I have a relatively big (10^7 rows and growing) table and I want to query some rows from it.
Since table is this big – I want to use every perfomance boost that I can.

My query has optional parameter (let's call it agent_id) – it may be NULL or may have some numeric value.
The column agent_id in table is NOT NULL.

I have thought of two ways to create such a query, here are simplified examples:

Query 1:

select c.agent_id,
    c.date_time
from calls c
where 1 = 1
    and c.agent_id = nvl(agent_id$i, c.agent_id)

Query 2:

select c.agent_id,
    c.date_time
from calls c
where 1 = 1
    and (
        user_id$i is null
        or
        c.agent_id = user_id$i
    )

Is there any perfomance advantage for either one?

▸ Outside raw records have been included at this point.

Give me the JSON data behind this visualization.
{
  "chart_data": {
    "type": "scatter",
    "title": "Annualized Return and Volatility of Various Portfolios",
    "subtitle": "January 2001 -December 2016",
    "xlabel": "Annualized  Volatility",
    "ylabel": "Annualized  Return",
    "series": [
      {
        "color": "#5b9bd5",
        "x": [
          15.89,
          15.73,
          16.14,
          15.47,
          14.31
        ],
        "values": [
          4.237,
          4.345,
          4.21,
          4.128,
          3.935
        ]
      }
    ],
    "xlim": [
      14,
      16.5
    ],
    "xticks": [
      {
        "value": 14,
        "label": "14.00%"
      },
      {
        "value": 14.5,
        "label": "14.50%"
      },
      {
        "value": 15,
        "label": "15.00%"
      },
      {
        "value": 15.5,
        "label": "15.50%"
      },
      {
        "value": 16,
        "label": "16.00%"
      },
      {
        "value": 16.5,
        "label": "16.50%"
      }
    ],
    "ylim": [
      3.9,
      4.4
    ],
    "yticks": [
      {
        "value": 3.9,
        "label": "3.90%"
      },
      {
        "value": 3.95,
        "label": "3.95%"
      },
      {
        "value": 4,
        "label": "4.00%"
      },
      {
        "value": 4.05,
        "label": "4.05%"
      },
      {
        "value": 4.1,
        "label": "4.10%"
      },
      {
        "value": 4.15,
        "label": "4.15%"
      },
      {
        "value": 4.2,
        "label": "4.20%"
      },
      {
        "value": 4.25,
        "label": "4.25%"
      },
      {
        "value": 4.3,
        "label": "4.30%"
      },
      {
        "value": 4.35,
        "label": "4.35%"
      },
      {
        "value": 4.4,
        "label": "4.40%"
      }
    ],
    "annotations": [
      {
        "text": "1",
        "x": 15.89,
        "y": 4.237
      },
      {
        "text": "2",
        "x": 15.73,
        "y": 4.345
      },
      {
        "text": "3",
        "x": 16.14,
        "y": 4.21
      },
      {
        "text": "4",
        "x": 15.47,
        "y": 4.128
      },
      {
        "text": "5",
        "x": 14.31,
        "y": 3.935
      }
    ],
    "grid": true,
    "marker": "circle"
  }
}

I guessed that second one will be slightly faster, because it can evaluate only half of expression, excluding the need to evaluate other half – but it's only a guess, and I want to hear what experts have to say about this issue.

Best Answer

You should not use user_id$i is null or c.agent_id = user_id$i. The optimizer is not able to handle the 2 branches separately and you will end up with a full table scan. Here is a simple blog post about it: link

The NVL version (c.agent_id = nvl(agent_id$i, c.agent_id)) is slightly better. There is a feature called NVL optimization, where the optimizer creates 2 branches from an NVL predicate and performs an UNION ALL on them. This is also demonstrated in the above blog post. This works on very simple queries like the one you posted above, but if you have more parameters like this, it will not work and you will end up with full table scan again.

You can also rewrite your query to use UNION ALL as already suggested in the comment.

To be honest, I do not recommend any of the above.

I have seen this countless times, where for example there was a form with multiple search fields, and clicking on search eecuted a query with lots of columnX = nvl(paramX, columnX) predicates. That will perform poorly, because the above small optimization does not work on complex queries with a lot of parameters.

The same goes for UNION and predicate pushing. If you have a predicate outside of the UNION that could be pushed down to the branches, the database can do that. It works with simple queries, but if you a complex query with multiple UNION, that may or may not happen.

Such queries cause a lot of performance problems. Developers think it results in simpler code and it is elegant to handle separate cases with a single SQL. The database is not good at that. It can not optimize complex queries for multiple outliers based on multiple parameters. If you want performance, you have to work for it. You should change the SQL based on the parameter. With your example, if a value is specified for the parameter use this:

select c.agent_id,
    c.date_time
from calls c
where 1 = 1
    and c.agent_id = agent_id$i;

If there is no value specified for the parameter use this:

select c.agent_id,
    c.date_time
from calls c
where 1 = 1;

With such a simple query it does not make sense, but as your query gets more complex with more predicates, that is the way to go.